Il peut ainsi « choisir sans recourir à un centre d’appel (Hotline), celle répondant au besoin de l’intervention puis remonte l’information afin que le référentiel de l’OI soit mis à jour en conséquence ». Pour la FFTélécoms, cet outil « doit être généralisé aussi rapidement que possible ».

Partant du principe que « les malfaçons se propagent rapidement si elles ne sont pas reprises dans un délai raisonnable », la FFTélécoms souhaite mettre en place un outil inter-opérateurs de notifications et de suivi. Actuellement, les échanges sont effectués… par courriel, « ce qui ne permet pas une gestion industrielle ».

Le nouveau « protocole est en cours d’étude » pour le moment.
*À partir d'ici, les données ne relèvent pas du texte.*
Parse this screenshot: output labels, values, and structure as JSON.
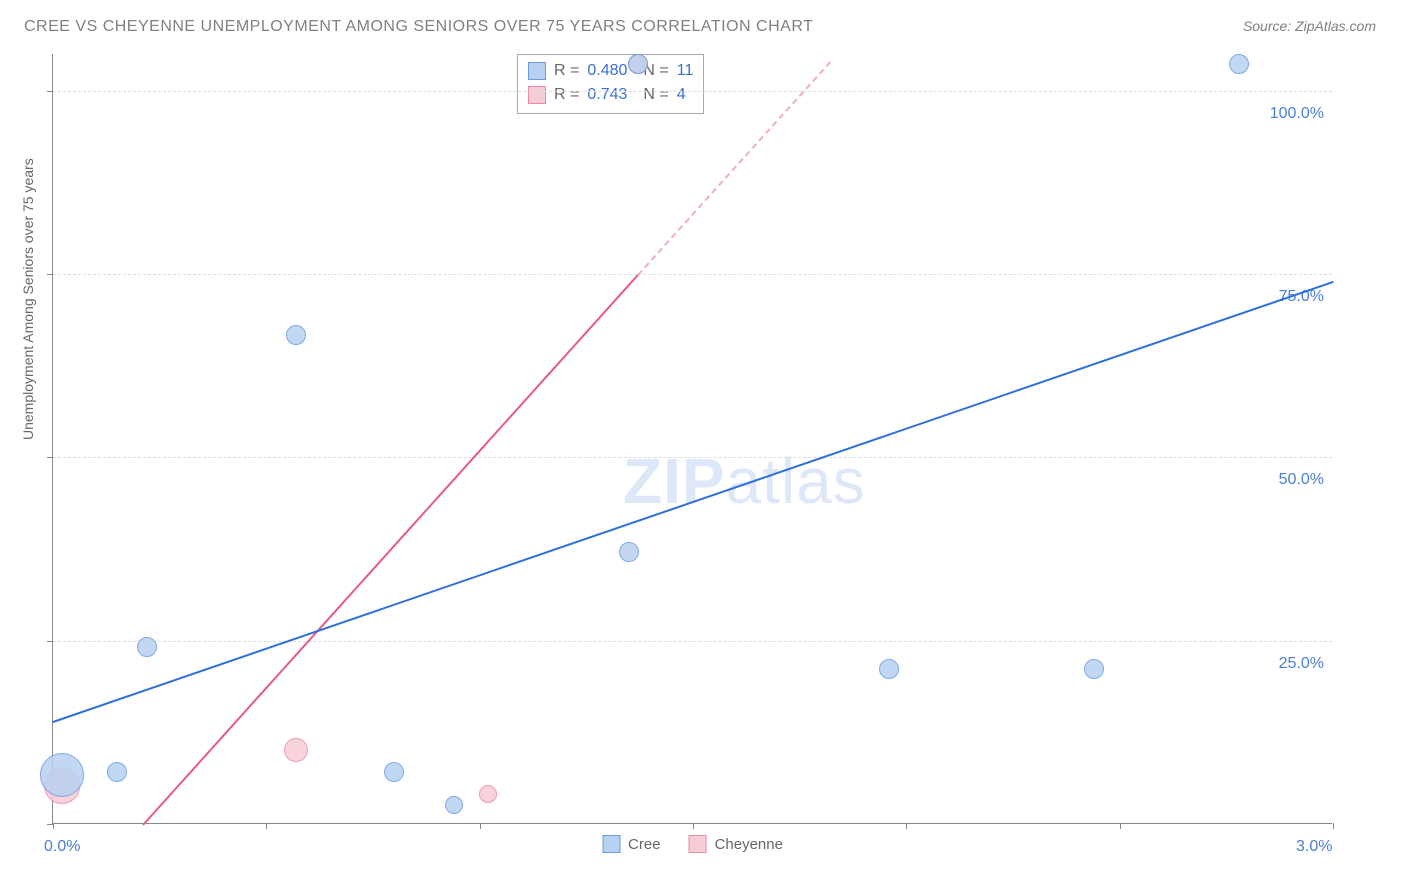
{
  "title": "CREE VS CHEYENNE UNEMPLOYMENT AMONG SENIORS OVER 75 YEARS CORRELATION CHART",
  "source": "Source: ZipAtlas.com",
  "ylabel": "Unemployment Among Seniors over 75 years",
  "watermark": {
    "zip": "ZIP",
    "atlas": "atlas"
  },
  "chart": {
    "type": "scatter-correlation",
    "background_color": "#ffffff",
    "grid_color": "#dddddd",
    "axis_color": "#888888",
    "label_color": "#4a7fd6",
    "xlim": [
      0.0,
      3.0
    ],
    "ylim": [
      0.0,
      105.0
    ],
    "xtick_positions": [
      0.0,
      0.5,
      1.0,
      1.5,
      2.0,
      2.5,
      3.0
    ],
    "xtick_labels": {
      "0": "0.0%",
      "6": "3.0%"
    },
    "ytick_positions": [
      25.0,
      50.0,
      75.0,
      100.0
    ],
    "ytick_labels": [
      "25.0%",
      "50.0%",
      "75.0%",
      "100.0%"
    ],
    "ytick_minor": [
      0,
      25,
      50,
      75,
      100
    ]
  },
  "series": {
    "cree": {
      "label": "Cree",
      "point_fill": "#b8d1f0",
      "point_stroke": "#6b9be0",
      "line_color": "#2e6fdc",
      "R": "0.480",
      "N": "11",
      "points": [
        {
          "x": 0.02,
          "y": 6.5,
          "r": 22
        },
        {
          "x": 0.15,
          "y": 7.0,
          "r": 10
        },
        {
          "x": 0.22,
          "y": 24.0,
          "r": 10
        },
        {
          "x": 0.57,
          "y": 66.5,
          "r": 10
        },
        {
          "x": 0.8,
          "y": 7.0,
          "r": 10
        },
        {
          "x": 0.94,
          "y": 2.5,
          "r": 9
        },
        {
          "x": 1.35,
          "y": 37.0,
          "r": 10
        },
        {
          "x": 1.37,
          "y": 103.5,
          "r": 10
        },
        {
          "x": 1.96,
          "y": 21.0,
          "r": 10
        },
        {
          "x": 2.44,
          "y": 21.0,
          "r": 10
        },
        {
          "x": 2.78,
          "y": 103.5,
          "r": 10
        }
      ],
      "trend": {
        "x1": 0.0,
        "y1": 14.0,
        "x2": 3.0,
        "y2": 74.0
      }
    },
    "cheyenne": {
      "label": "Cheyenne",
      "point_fill": "#f6cdd7",
      "point_stroke": "#e98ba3",
      "line_color": "#e45c80",
      "R": "0.743",
      "N": "4",
      "points": [
        {
          "x": 0.02,
          "y": 5.0,
          "r": 18
        },
        {
          "x": 0.57,
          "y": 10.0,
          "r": 12
        },
        {
          "x": 1.02,
          "y": 4.0,
          "r": 9
        },
        {
          "x": 1.37,
          "y": 103.5,
          "r": 10
        }
      ],
      "trend_solid": {
        "x1": 0.21,
        "y1": 0.0,
        "x2": 1.37,
        "y2": 75.0
      },
      "trend_dash": {
        "x1": 1.37,
        "y1": 75.0,
        "x2": 1.82,
        "y2": 104.0
      }
    }
  },
  "stats_labels": {
    "R": "R =",
    "N": "N ="
  },
  "legend": {
    "cree": "Cree",
    "cheyenne": "Cheyenne"
  }
}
Prévenir les déconnexions, améliorer la base d’adresses

Une réflexion est également en cours concernant la prévention des déconnexions des clients. Le rapport cite en exemple Bouygues Telecom et son outil « Check voisinage » : il s’assure que suite à une intervention, aucun client n’a été déconnecté et indique si besoin la marche à suivre pour le rétablir.

« Des travaux d’expérimentations entre certains OC sont engagés pour partager sur ce sujet et une réflexion inter-opérateurs devrait être menée sur les conditions d’extension d’un tel dispositif au besoin, en associant l’OI ».

Livre blanc FFTélécoms
Crédits : Fédération Française des Télécoms

La Fédération milite pour l’accroissement d‘audits des opérateurs sur le terrain, qui permettent de « renforcer la qualité des interventions et limiter la propagation ou la répétition des malfaçons ».

La formation des techniciens est également mise sur le tapis, ainsi que l’harmonisation des règles d’ingénierie et de la Base d’Adresses Nationales (BAN). Dans ce dernier cas, il « est indispensable que les collectivités se dotent rapidement d’un référentiel d’adresses complet (nommage des voies et numérotation des immeubles ou maisons) normalisée et exploitable tant par les occupants que par les opérateurs ».

L’ensemble des acteurs devra maintenant mettre de la bonne volonté pour que la situation avance dans le bon sens. Dans tous les cas, il y a un gros travail à faire pour remettre en état les armoires qui sont déjà pleines de spaghettis… reste à savoir qui va s’y coller et qui paiera la note.